Australian organisations face a perilous, rapidly evolving cyber threat landscape. While legal risks see lawyers on the front-line of defence, 38 per cent of lawyers surveyed have not participated in a cyber crisis simulation and only 19 per cent have a legal-specific incident response plan. There is an increasing concern that this represents a gap in preparedness.
These are the findings from a new report from global law firm Herbert Smith Freehills ─ Cyber Ready? Australian Businesses Rise to the Challenge ─ which explores the impact of cyber incidents and the changing role of lawyers. The report, released today, analyses a landmark survey of over 120 legal leaders from Australian businesses, including more than 80 General Counsel.
Scanning commentary of the cyber threat landscape, Herbert Smith Freehills’ partner Cameron Whittfield, APAC Head of Cyber Security, said that as businesses build their cyber resilience, “Australia’s relative wealth and commitment to digitisation makes it a target for the next wave of cyber threat actors”.
Whittfield explains, “Although the views of boards and CIOs have been shared widely, our survey results reflect the views of legal leaders who have a clear line of sight across the organisation, including the board.
“In-house legal leaders are attuned to managing risk and are often front-and-centre in any cyber crisis. They are a sound bellwether for risk.
“Australian businesses and their boards have never been under more scrutiny about their cyber resilience, as they respond to cyber security threats, compounded when many are responding to a dynamic and shifting business and regulatory environment”.
Empowering legal teams
The report explains that for lawyers to effectively respond to cyber-attacks, they need to be empowered and activated to manage digital risks – they need to be part of the preparatory work and be prepared for the myriad of legal issues that will unfold at pace.
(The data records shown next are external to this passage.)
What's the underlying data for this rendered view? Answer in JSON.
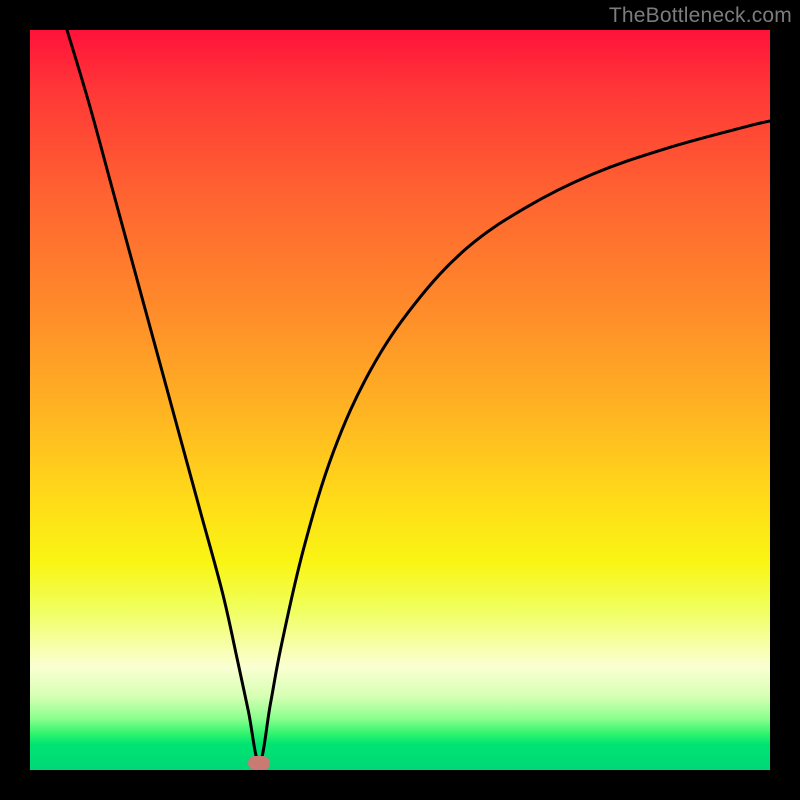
{
  "watermark": "TheBottleneck.com",
  "chart_data": {
    "type": "line",
    "title": "",
    "xlabel": "",
    "ylabel": "",
    "xlim": [
      0,
      100
    ],
    "ylim": [
      0,
      100
    ],
    "background_gradient": {
      "top": "#ff123a",
      "bottom": "#00d777",
      "meaning": "red-high to green-low bottleneck zone"
    },
    "marker": {
      "x": 31,
      "y": 1,
      "color": "#c97a72"
    },
    "series": [
      {
        "name": "bottleneck-curve",
        "color": "#000000",
        "x": [
          5,
          8,
          11,
          14,
          17,
          20,
          23,
          26,
          28,
          29.5,
          31,
          32.5,
          34,
          37,
          41,
          46,
          52,
          59,
          67,
          76,
          86,
          97,
          100
        ],
        "y": [
          100,
          90,
          79,
          68,
          57,
          46,
          35,
          24,
          15,
          8,
          1,
          9,
          17,
          30,
          43,
          54,
          63,
          70.5,
          76,
          80.5,
          84,
          87,
          87.7
        ]
      }
    ]
  }
}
“Many companies are preparing for attacks in ways that do not actually reflect the way the attack plays out,” Whittfield adds.
“The legal and regulatory risks are significant and acute. In our experience, the lawyers are front and centre when a cyber crisis unfolds. In fact, they often play a breach coach role, coordinating the response.
The survey respondents report on the balance of responsibility and incident response, and show a fundamental shift, with the incident response moving from IT professionals to lawyers, who are experienced in managing risk and crisis response.
Whittfield explains, “In the first 24 hours, you don’t want to be educating key internal stakeholders or building the plan as you execute it. Significant benefits come from clearly defined roles. Increasingly, as lawyers take up the role of ‘breach coach’, they are coordinating the response.
“Positively, 58% of respondents have someone in their legal team specifically tasked with cyber and data issues. I am sure this is a material change from how legal teams used to be made up”.
Pressure on boards
The report reflects on the role of regulators, who have sent directors a clear message on cyber resilience as threats increase. Survey respondents noted that their boards are bolstering cyber defences with three quarters of respondents saying their boards have been educated about cyber risks in the last twelve months, and one third with cyber expertise on the board.
“Expertise for the board is less about who sits on the board, than the information they are getting and the processes they are following. Boards need to understand the risk and the company’s security posture, and based on this they can set the company’s risk appetite. Understanding the answer to a question is as important as the question itself,” Whittfield said.
“Boards have the most impact in the preparation phases. Effective preparation enables an organisation to fulfil its legal obligations, limit regulatory and litigation risks, as well as to protect individuals and shield a company from reputational damage.
“We were somewhat surprised that many boards were still to run a cyber crisis simulation. Respondents confirmed that almost one-third had not held one, and a further 25 per cent of respondents were unable to confirm one way or the other.
“This shows two things, the first being that boards have some work to do here. But we also appear to have a disconnect between actual cyber-attacks where the lawyers are often front and centre, and the preparation for these where the simulations are not being done or the lawyers are not involved”.
The survey shows that many boards are yet to form a view as to whether they would be open to paying an extortion demand, and two thirds of the respondents are unaware of their board’s position on extortion payment. We know that companies will be faced with this decision, so it remains important for them to assess the threshold question of whether they would be “open” to payment.
Reducing the attack surface
The report emphasises that one of the best ways to manage the risk of a data breach is to limit the attack surface.
“We must ask ourselves what data are we collecting, why are we collecting it, and when we are finished with it, why are we still holding it”, Whittfield said.
“42% of respondents remain concerned about their company’s data retention practices, indicating that we still have work to do in this regard. It’s a very challenging area, with companies looking to revisit and address legacy data collection practices.
“This is a matter for legislators too. Many companies are constrained by outdated data retention obligations which do not reflect practices of the modern digital economy.”
The survey was conducted between from 2 June to 3 August 2023. The survey was anonymous and promoted widely to leaders of in-house legal teams in Australia.